Well, firstly, if you’re talking about the 20th century period of homesteading (which was numerically the larger period) most of the settlers started WAY out east, as in they were first generation immigrants, mostly from Eastern and Central Europe.
They certainly understood they were going to be dryland farming, but there was a whole pseudoscience around the practice (epitomized by the phrase “rain follows the plow”) which was reinforced by some unusually wet years near the end of the 19th century. More generally, though, they also knew in that region subsistence farming wasn’t really practical, but the commodity crops they were focusing on provided more than enough to support a family, but only in the years when crop prices were high. What really doomed most of the homesteaders wasn’t that they were necessarily bad at dryland farming, it’s that they were at the mercy of global commodity markets.
There are stories of how terrible homesteading life was, on the treeless plains in sod huts. I remember one diary or letter from a farm wife who wrote eloquently of the madness of listening to the wind blow, blow, blow every minute around the corners of the house.
One usual requirement was that withing a year, they have to have a “12 by 12 house” on the property. There are stories of people building 12x12 (inch) houses and swearing to the accuracy of the statement. There was also supposedly an entrepreneur or two who had a house on wheels that could be parked on the land, so when the steader went to swear fulfillment of the terms, there was indeed a “12 x 12 house on the property.”
But yeah, incredibly hard life, hardscrabble farming, and nothing like the east/northeast. I’d bet nearly all of them simply gave up and left rather than actually making a significant effort towards fulfilling the requirements.
My maternal family is all (generationally-successful) farmers in the northern end of things, but I know only a little of how they got there. What little I know is about hardship and endless work.
In her biography of Lyndon Johnson, Doris Kearns Goodwin tells the story of how the homesteaders came to west Texas and found lush grasslands. They didn’t know that the soil had never been tilled, and that the area had received good rain for a couple of years in a row. They homesteaded the land only to see the climate return to normal and went bankrupt shortly after.
My grandparents farmed in the Ozarks. Their land always* looked *good, but the soil was thin and rocky, and not very suited to farming crops. In fact, they went broke several times until they finally concentrated on just letting cattle graze.
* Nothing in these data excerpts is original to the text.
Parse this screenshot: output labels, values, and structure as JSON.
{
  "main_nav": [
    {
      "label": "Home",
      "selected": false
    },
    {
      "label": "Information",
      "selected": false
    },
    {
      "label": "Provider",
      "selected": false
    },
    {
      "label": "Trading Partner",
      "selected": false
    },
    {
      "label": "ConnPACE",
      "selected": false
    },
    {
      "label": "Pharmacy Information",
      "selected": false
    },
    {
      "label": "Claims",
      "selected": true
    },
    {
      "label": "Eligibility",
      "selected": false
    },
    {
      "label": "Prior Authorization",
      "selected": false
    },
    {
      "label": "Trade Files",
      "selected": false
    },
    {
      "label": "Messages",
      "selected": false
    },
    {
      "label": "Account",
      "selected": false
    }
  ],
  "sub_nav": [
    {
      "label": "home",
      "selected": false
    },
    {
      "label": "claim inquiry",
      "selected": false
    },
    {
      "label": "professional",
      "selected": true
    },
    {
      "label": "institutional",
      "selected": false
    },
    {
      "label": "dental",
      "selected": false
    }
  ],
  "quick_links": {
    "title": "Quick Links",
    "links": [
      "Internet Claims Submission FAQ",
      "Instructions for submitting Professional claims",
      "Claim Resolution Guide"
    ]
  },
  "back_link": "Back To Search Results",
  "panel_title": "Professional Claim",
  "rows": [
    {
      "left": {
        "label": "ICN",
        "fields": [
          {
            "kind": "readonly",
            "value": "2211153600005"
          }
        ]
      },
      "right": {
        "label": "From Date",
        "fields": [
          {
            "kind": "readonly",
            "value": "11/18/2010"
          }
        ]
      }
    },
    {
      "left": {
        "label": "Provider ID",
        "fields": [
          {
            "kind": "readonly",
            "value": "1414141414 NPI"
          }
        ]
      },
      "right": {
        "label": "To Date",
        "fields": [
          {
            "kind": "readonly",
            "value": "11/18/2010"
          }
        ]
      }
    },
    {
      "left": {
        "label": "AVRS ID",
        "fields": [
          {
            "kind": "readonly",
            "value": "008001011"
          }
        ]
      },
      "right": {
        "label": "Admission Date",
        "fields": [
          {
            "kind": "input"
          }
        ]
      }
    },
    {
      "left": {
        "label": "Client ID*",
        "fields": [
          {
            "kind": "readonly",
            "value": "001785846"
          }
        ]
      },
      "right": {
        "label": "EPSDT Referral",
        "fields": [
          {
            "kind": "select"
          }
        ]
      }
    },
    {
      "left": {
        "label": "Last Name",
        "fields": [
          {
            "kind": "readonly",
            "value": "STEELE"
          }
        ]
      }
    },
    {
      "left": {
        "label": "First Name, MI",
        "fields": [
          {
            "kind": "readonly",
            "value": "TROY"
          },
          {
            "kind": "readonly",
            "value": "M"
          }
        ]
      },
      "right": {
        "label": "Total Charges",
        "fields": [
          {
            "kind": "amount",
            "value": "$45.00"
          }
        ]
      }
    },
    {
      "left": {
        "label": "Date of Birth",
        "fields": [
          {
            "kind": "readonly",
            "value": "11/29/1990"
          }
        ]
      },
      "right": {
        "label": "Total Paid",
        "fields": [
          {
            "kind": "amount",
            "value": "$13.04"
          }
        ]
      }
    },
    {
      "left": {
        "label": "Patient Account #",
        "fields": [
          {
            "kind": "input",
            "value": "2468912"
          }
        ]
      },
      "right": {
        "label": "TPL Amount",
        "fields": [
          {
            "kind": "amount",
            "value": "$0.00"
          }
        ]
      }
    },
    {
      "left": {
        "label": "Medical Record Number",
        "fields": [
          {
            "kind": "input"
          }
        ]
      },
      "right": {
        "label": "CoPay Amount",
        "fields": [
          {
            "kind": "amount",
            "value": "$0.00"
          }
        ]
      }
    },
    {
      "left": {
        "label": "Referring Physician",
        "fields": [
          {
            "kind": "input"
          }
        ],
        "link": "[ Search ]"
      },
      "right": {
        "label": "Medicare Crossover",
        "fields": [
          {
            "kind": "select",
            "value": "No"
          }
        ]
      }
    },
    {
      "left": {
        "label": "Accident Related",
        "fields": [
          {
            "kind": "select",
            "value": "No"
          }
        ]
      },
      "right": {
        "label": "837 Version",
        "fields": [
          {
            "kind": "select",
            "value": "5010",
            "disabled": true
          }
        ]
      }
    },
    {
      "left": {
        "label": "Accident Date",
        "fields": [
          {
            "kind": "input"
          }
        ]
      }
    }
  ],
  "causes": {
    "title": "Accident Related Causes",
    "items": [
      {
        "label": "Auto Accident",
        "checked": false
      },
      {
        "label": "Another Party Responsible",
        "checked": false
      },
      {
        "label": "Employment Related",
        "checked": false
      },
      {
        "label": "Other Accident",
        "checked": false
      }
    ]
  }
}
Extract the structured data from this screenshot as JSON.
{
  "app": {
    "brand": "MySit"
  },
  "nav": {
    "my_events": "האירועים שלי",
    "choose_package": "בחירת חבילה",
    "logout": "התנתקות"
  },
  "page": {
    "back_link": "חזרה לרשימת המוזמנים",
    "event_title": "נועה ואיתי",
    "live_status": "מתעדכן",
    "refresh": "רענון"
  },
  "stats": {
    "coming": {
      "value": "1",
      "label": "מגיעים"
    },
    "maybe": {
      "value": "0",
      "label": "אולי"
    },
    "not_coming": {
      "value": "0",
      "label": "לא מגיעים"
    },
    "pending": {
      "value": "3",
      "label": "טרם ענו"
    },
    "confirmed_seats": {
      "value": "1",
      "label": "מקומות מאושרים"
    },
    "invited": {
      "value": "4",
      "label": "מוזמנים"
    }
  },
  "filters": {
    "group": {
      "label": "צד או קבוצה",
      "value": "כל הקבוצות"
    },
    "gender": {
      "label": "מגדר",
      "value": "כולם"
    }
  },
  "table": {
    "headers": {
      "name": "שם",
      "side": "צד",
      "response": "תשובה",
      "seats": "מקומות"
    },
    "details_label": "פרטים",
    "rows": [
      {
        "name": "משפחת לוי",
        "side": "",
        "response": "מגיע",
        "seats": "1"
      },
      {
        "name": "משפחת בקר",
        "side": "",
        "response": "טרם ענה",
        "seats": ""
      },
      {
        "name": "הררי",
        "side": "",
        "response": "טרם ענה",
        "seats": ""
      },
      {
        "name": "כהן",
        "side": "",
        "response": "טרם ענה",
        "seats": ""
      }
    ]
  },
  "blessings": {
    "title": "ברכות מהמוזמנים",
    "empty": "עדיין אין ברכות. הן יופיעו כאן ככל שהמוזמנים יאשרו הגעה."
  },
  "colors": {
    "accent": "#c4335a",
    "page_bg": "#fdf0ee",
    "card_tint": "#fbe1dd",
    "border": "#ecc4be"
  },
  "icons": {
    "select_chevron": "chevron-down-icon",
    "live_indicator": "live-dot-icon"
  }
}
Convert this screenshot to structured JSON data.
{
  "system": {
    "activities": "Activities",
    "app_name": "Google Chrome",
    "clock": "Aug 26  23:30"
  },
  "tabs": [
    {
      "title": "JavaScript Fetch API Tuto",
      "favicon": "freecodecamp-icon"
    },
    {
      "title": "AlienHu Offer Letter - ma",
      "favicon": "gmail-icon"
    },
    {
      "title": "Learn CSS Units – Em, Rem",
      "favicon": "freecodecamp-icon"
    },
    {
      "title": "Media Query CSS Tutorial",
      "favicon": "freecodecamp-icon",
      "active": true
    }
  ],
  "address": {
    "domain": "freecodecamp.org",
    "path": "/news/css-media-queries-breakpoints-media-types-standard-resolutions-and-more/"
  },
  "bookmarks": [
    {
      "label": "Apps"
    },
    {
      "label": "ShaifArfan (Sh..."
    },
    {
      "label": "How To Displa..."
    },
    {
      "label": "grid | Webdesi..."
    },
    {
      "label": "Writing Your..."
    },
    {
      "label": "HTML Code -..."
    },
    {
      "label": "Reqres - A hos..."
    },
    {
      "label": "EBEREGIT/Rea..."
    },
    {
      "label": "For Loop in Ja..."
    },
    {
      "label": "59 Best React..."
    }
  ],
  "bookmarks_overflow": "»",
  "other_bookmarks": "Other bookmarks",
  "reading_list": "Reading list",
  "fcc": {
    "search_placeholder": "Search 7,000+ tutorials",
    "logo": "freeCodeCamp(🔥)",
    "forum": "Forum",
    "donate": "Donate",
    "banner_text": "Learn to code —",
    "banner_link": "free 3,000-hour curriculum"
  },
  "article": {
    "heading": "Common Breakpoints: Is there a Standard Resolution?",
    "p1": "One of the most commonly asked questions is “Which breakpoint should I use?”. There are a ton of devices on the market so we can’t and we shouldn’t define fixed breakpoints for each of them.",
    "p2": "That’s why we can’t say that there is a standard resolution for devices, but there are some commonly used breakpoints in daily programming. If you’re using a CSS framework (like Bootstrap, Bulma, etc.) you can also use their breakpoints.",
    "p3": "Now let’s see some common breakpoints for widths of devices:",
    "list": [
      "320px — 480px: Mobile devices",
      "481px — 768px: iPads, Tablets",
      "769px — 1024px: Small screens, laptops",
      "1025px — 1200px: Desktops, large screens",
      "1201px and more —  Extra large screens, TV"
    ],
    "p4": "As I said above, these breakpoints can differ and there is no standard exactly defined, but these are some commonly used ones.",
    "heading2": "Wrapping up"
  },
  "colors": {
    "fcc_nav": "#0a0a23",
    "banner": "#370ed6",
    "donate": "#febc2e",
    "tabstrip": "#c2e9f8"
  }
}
Several more areas people tried to homestead but failed:
Large parts of the Dakotas. The government saw all that land and envisioned it being farmed by a lot of people. Hence two Dakotas. But after failures most of it ended up as grazing land. And ranching doesn’t require much of a population density.
Western Nebraska. Thin soil over sand. But even after the first misadventures, people tried it again and the Dust Bowl hit the area hard. They are doing it again, at least until the aquifers run dry.
Hight desert of SE Oregon. Got a few crops in during longer than usual summers. Then normal early frosts started. People starved to death.
And a lot of other places.
Some areas that were failed homesteading lands are now farmed again due to new practices such as dryland (every-other-year) wheat farming, water from dams, etc. Also, it helps that farms are much bigger. 40-80 acres is nothing when you are doing dryland wheat farming.